Endocarditis in BD may be limited to the valve leaflets or may spread to the ventricular or atrial wall and can result in serious complications, such as valvulopathy, organized thrombus or endomyocardial fibrosis.3)4)9) However, most cases of endocarditis in BD were detected in the form of organized thrombus or endomyocardial fibrosis.3)4) Not only an intracardiac thrombus but also a massive endomyocardial fibrosis could cause serious functional obstruction of the TV.3)4)9) However, overt TS due to valvulitis has not been reported, even though the affected valve leaflets could either be thickened or replaced by fibrous tissues. Also, we could not find any evidence of other combined sequelae of endocarditis, such as intracardiac thrombosis, endomyocardial fibrosis or valvulopathy of other valves.

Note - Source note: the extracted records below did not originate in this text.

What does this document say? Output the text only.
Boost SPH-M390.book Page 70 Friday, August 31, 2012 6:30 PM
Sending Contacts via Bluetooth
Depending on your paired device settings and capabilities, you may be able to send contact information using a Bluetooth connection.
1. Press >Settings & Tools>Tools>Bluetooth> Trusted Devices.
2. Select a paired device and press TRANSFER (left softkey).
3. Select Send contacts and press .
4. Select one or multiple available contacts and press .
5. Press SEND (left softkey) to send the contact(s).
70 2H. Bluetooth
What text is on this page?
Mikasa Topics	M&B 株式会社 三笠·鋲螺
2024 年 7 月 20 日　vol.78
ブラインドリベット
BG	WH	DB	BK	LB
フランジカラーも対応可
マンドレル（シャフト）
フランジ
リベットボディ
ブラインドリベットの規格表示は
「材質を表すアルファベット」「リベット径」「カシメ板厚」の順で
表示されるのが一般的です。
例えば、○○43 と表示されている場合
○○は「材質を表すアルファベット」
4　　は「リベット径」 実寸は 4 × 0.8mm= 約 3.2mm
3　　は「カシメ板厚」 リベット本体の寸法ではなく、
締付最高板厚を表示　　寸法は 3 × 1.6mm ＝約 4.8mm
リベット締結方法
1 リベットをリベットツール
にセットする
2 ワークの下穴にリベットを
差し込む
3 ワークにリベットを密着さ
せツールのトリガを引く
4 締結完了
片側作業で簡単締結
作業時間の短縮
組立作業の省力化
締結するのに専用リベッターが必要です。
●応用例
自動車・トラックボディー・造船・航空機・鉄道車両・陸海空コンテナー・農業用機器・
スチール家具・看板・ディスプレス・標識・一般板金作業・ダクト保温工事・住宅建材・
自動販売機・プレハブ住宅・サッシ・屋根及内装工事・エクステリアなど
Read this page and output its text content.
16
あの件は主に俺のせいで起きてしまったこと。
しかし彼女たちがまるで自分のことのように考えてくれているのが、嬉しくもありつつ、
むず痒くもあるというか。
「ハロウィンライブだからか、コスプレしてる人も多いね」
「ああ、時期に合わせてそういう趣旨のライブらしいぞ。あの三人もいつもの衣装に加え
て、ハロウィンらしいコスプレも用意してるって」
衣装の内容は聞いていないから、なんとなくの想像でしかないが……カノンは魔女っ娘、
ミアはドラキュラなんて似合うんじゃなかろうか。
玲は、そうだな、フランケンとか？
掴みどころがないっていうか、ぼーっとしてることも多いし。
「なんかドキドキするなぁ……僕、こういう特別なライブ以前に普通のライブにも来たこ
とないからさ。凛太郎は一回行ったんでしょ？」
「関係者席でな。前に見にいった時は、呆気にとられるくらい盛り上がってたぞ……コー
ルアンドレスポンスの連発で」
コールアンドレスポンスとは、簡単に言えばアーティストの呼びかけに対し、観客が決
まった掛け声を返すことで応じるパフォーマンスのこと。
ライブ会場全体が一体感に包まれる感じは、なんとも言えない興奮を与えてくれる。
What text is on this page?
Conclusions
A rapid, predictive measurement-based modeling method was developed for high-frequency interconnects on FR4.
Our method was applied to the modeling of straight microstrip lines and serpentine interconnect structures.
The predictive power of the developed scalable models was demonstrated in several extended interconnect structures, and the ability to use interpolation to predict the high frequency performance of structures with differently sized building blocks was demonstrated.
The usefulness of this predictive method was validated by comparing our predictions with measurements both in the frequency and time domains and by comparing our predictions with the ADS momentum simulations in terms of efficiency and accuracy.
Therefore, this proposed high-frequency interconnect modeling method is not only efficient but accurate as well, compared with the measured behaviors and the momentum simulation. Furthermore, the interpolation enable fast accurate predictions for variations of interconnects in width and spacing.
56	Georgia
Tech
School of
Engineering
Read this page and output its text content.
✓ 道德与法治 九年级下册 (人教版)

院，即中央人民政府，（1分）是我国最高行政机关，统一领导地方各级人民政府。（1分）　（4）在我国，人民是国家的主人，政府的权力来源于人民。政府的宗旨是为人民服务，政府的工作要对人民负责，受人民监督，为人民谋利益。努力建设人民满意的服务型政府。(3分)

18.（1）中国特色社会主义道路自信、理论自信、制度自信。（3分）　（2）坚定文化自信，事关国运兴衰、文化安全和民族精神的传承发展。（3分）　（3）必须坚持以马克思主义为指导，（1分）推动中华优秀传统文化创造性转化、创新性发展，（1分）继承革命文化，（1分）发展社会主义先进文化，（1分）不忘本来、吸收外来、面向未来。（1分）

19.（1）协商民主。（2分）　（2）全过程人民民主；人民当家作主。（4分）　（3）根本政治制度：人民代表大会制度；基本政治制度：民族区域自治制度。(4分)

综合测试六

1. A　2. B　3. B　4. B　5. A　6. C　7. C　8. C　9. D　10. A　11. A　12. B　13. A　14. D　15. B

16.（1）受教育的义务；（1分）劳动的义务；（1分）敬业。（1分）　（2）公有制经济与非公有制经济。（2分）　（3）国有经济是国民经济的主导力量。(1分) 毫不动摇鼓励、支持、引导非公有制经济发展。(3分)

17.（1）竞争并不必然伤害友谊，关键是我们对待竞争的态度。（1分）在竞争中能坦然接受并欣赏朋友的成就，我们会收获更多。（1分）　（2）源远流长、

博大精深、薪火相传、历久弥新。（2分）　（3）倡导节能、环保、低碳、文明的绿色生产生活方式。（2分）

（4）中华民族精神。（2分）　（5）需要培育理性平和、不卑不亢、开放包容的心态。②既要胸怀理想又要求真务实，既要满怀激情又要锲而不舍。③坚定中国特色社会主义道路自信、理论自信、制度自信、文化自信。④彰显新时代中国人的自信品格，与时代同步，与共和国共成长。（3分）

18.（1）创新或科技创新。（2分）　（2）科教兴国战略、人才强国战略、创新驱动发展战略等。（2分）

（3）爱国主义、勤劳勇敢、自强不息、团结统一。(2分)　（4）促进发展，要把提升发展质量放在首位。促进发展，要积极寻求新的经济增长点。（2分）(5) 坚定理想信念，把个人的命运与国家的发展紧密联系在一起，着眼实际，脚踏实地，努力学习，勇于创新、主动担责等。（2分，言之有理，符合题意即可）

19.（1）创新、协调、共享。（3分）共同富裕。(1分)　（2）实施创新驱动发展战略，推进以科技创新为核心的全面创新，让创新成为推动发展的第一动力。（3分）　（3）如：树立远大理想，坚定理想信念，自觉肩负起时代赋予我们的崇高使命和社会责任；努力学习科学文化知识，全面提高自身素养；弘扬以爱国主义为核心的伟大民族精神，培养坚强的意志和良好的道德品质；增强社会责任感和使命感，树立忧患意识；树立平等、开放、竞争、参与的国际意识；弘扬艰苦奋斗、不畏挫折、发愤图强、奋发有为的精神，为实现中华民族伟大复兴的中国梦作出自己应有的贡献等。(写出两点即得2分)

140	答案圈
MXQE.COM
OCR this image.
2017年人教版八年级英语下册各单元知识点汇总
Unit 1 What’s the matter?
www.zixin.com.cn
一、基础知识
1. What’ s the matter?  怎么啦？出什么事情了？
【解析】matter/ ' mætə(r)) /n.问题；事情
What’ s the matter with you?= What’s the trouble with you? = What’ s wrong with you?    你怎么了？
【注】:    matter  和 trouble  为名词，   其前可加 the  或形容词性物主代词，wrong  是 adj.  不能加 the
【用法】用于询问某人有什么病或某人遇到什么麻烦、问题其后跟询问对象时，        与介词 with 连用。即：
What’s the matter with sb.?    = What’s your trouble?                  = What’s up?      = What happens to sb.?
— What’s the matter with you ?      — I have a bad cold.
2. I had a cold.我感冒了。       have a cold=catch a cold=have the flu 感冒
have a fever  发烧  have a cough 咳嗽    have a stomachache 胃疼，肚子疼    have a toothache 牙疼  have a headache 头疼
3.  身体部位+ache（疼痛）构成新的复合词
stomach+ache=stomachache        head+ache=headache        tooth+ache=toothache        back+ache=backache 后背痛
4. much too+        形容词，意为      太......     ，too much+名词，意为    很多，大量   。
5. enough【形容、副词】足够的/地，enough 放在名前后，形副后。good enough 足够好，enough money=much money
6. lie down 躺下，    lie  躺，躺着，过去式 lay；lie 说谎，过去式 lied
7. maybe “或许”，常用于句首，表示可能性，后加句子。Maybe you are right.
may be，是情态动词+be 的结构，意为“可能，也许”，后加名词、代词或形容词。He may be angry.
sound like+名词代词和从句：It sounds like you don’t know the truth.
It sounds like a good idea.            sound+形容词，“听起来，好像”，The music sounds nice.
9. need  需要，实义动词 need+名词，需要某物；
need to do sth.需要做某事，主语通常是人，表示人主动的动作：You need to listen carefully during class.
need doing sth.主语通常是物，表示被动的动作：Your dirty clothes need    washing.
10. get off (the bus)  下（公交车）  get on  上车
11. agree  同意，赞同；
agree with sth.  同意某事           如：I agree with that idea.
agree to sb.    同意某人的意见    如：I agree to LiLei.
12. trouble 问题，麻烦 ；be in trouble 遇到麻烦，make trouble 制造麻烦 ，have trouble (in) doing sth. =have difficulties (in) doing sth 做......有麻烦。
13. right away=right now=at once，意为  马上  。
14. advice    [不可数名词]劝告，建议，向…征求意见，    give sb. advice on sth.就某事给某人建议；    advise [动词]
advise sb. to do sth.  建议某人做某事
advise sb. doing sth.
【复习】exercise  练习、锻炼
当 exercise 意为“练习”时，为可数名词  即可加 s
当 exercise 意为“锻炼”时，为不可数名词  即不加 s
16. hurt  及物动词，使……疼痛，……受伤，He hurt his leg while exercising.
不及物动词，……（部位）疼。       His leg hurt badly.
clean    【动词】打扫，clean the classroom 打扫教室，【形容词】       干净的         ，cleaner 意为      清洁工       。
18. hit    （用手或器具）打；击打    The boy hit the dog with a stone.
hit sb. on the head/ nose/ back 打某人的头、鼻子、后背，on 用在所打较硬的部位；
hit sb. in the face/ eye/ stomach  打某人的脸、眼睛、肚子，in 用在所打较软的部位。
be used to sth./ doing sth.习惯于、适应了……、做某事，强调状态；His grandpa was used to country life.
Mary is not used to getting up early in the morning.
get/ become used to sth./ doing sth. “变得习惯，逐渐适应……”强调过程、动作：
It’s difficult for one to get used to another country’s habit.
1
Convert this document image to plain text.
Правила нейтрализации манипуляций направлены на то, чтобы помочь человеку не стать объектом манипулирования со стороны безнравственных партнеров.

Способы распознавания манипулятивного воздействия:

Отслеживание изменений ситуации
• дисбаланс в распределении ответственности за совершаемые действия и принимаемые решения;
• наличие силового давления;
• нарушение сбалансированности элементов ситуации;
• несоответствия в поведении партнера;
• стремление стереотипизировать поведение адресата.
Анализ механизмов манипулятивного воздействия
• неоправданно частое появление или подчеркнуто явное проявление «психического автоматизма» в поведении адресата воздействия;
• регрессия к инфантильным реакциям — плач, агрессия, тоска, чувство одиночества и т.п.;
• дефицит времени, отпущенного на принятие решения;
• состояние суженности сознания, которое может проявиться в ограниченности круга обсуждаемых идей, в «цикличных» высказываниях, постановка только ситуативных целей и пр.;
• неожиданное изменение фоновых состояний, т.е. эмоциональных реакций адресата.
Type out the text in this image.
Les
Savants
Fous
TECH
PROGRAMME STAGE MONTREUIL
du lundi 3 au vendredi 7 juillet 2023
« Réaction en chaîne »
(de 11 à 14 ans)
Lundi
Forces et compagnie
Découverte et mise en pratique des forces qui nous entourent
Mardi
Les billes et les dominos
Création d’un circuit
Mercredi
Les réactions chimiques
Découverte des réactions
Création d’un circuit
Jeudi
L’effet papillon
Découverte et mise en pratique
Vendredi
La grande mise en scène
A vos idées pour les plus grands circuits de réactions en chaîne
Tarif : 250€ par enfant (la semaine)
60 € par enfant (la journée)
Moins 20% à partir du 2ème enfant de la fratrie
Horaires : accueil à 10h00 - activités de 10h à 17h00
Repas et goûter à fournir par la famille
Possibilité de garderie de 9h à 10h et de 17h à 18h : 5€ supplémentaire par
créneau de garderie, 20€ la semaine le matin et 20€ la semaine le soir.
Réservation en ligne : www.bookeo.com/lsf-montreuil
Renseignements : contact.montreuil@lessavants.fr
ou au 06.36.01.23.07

McDonald et al.10) reported for the first time, a case of endocarditis involving the normal mitral and aortic valves in a patient with BD. These lesions were clinically silent, and were found during autopsy. Histologic examination of these valves showed mononuclear infiltration with a few polymorphonuclear leukocytes and no fibrin deposits. Madanat et al.6) reported a case of BD and endocarditis with left atrial thrombosis mimicking myxoma. Postoperative pathologic examination revealed yellowish valvulitis involving the mitral valve leaflet with deep ulcerations on the valve surface, covered by fibrinous and necrotic masses with a significant growth of granulation tissue. In other case reports of endocarditis in BD, several granulomas were found within the central portion of the vegetations and polymorphonuclear cells and lymphocytes infiltrated the small vessels near the vegetations.7) In our case, the pathologic examination showed vegetations, consisting of fibrinoid necrotic material, granulation tissue, and inflammatory cells, which were predominantly mononuclear cells. Small arteries and arterioles in the subintimal area showed irregular thickening of the wall. Evidence of active vasculitis was not seen in the excised tissues. These pathologic findings are consistent with those of previous reports. Therefore, TS was caused due to valvulitis as a possible sequelae of endocarditis in BD.

As in this case, the cardiac lesions in BD might progress insidiously in the absence of concurrent signs or symptoms of BD, or they were even diagnosed at autopsy.10)11) Therefore, it might be difficult to detect endocarditis in the early stage. These findings suggest that screening for cardiac involvement is required for early detection of endocarditis or other heart diseases in patients with BD.